Demokrasi ile birlikte “herkes için”e yapılan vurgu liberal eğitimin özüne daha uygun bence. Kimseyi herhangi bir özellikten dolayı dışta tutmadan herkesin iyiliği ve özgürlüğü için bir eğitimden bahsetmek, bu konuda fikir yürütüyor olmak gelişimi meydana getirecek, ileriye götürecek bir adım olarak düşünülebilir. Öte yandan, herkesi kapsayacak bir uygulamada “tek tiplik” söz konusu olduğunda ise gerçekten olumlu sonuçların ortaya çıkabileceğine şüpheyle bakılmalı diye düşünüyorum. Öyle ki hali hazırda eşitliğin olmadığı, pek çok eksiklik ve farklılıkların olduğu eğitim ortamlarında ortak bir uygulama yapmak ya da bunun zorunlu tutulması gerçek anlamda ihtiyaçların karşılanmasını sağlamamakla birlikte var  olan eşitsizliklerin yeniden üretimine hizmet edebilir. Bu risklerin mutlaka dikkate alınması gereklidir. Bu bağlamda Schwab’ın müzakere yöntemi bir çözüm olabilir.

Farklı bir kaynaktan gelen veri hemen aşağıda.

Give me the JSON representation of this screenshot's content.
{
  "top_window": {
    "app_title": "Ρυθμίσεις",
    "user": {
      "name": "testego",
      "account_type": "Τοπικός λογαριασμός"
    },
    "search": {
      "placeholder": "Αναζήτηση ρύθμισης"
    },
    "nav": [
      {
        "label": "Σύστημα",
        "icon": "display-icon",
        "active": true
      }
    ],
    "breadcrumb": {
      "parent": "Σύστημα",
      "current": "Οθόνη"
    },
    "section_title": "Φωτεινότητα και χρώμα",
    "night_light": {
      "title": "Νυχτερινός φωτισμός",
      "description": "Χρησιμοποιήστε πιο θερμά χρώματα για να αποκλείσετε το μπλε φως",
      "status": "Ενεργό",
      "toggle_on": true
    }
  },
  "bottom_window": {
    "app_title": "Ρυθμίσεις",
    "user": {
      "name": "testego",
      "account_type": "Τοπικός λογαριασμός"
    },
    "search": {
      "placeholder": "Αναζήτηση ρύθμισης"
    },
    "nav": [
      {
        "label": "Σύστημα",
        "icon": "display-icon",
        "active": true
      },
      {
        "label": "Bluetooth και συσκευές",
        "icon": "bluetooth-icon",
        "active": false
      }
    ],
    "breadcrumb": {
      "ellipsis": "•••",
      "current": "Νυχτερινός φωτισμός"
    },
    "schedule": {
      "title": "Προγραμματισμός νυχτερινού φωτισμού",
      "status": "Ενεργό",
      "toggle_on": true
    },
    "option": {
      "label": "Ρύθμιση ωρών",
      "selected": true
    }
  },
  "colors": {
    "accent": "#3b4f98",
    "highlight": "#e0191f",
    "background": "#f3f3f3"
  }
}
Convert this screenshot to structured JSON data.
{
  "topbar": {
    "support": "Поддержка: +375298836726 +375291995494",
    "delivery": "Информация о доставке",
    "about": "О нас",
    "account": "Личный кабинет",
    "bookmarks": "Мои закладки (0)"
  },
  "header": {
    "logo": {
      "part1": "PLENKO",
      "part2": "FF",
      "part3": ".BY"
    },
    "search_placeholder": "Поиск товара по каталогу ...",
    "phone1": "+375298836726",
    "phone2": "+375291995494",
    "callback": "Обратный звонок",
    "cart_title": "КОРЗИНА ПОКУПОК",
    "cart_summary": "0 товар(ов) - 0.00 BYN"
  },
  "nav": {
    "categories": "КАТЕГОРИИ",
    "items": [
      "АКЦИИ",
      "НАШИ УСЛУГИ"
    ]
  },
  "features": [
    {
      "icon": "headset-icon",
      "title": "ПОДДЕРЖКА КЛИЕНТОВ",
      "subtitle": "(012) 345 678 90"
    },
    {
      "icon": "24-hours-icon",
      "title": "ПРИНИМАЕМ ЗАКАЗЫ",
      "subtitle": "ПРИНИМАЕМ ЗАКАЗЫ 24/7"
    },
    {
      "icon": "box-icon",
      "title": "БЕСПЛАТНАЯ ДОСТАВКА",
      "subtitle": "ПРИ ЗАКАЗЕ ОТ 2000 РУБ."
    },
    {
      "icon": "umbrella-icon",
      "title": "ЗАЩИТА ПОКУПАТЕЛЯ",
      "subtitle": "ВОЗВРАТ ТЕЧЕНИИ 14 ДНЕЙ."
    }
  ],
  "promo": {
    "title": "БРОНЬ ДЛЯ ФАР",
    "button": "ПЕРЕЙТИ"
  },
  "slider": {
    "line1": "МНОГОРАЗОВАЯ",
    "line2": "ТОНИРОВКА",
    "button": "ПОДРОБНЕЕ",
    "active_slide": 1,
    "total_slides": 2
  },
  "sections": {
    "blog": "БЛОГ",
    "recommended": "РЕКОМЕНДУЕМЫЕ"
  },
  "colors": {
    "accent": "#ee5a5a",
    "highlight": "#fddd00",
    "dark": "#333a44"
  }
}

O-bu-şu demeden tüm bireylerin özgürleşmesi ise amaç (ki bence böyle olmalı), başlangıç noktası yine birey olmalıdır. Bireyin ihtiyaçları ve içinde bulunduğu koşulların dikkate alınması ile yerel düzeyde uygulamalara bakarak programı anlamak gerekir. Schwab’ın ileri sürdüğü program anlayışı ile de gördüğümüz üzere karar vermek çok önemli; verilecek kararı etkileyecek pek çok faktör var (öğretmen, öğrenci, idareci, veli, uzman, bağlam, konu alanı/disiplinler vb.); ve eklektik bir yaklaşımla değerlendirme yapmak gerekmektedir. Bu noktada sınıf içinde yapılan öğretim uygulamalarına yalnızca bilgilerin aktarıldığı ya da denendiği bir süreç gibi bakmayıp gerçek problemlerin belirlenmesi ve bilgi üretimi ile program alanına katkı sağlayabilecek bir süreç olarak ifade etmesi ile Schwab’ı anlayabilmenin bir parça kolaylaştığını düşünüyorum. Baktığı bu yerden öğretmenin ne kadar değerli olduğu; teknisyen olmaktan çok daha öte bir noktada olduğu açıkça görülüyor.

Schwab’ın bir başka eleştirisi de eğitim programlarını farklı alanlara ait teorilerle anlamaya çalışmaya olmuştur. Örneğin, eğitim programları alanında uzun yıllar baskın olan ve geniş kapsamda kabul gören bilimsel yönetim kuramı ile yapılacak işlerin ve işlem basamaklarının öne çıktığını görüyoruz. Ekonomi alanına ait bu kuramın etkisiyle eğitim programının asıl ögelerinin (commonplaces) ikinci planda kaldığını söyleyebiliriz. Bu noktada Schwab, uygulamadan yola çıkılmasını öneriyor. Ancak bu önerinin kuramdan bağımsız olmak gibi bir anlama geldiğine dair de bir izlenim edinmediğimi söyleyebilirim. Aksine, yaptığı bu eleştirinin eğitim programı kuramlarının geliştirilmesi, bu kuramlardan yararlanılması, diğer kuramlardan da destek alınması fikrine öncülük ettiği çıkarımını yapmanın mümkün olduğunu düşünüyorum.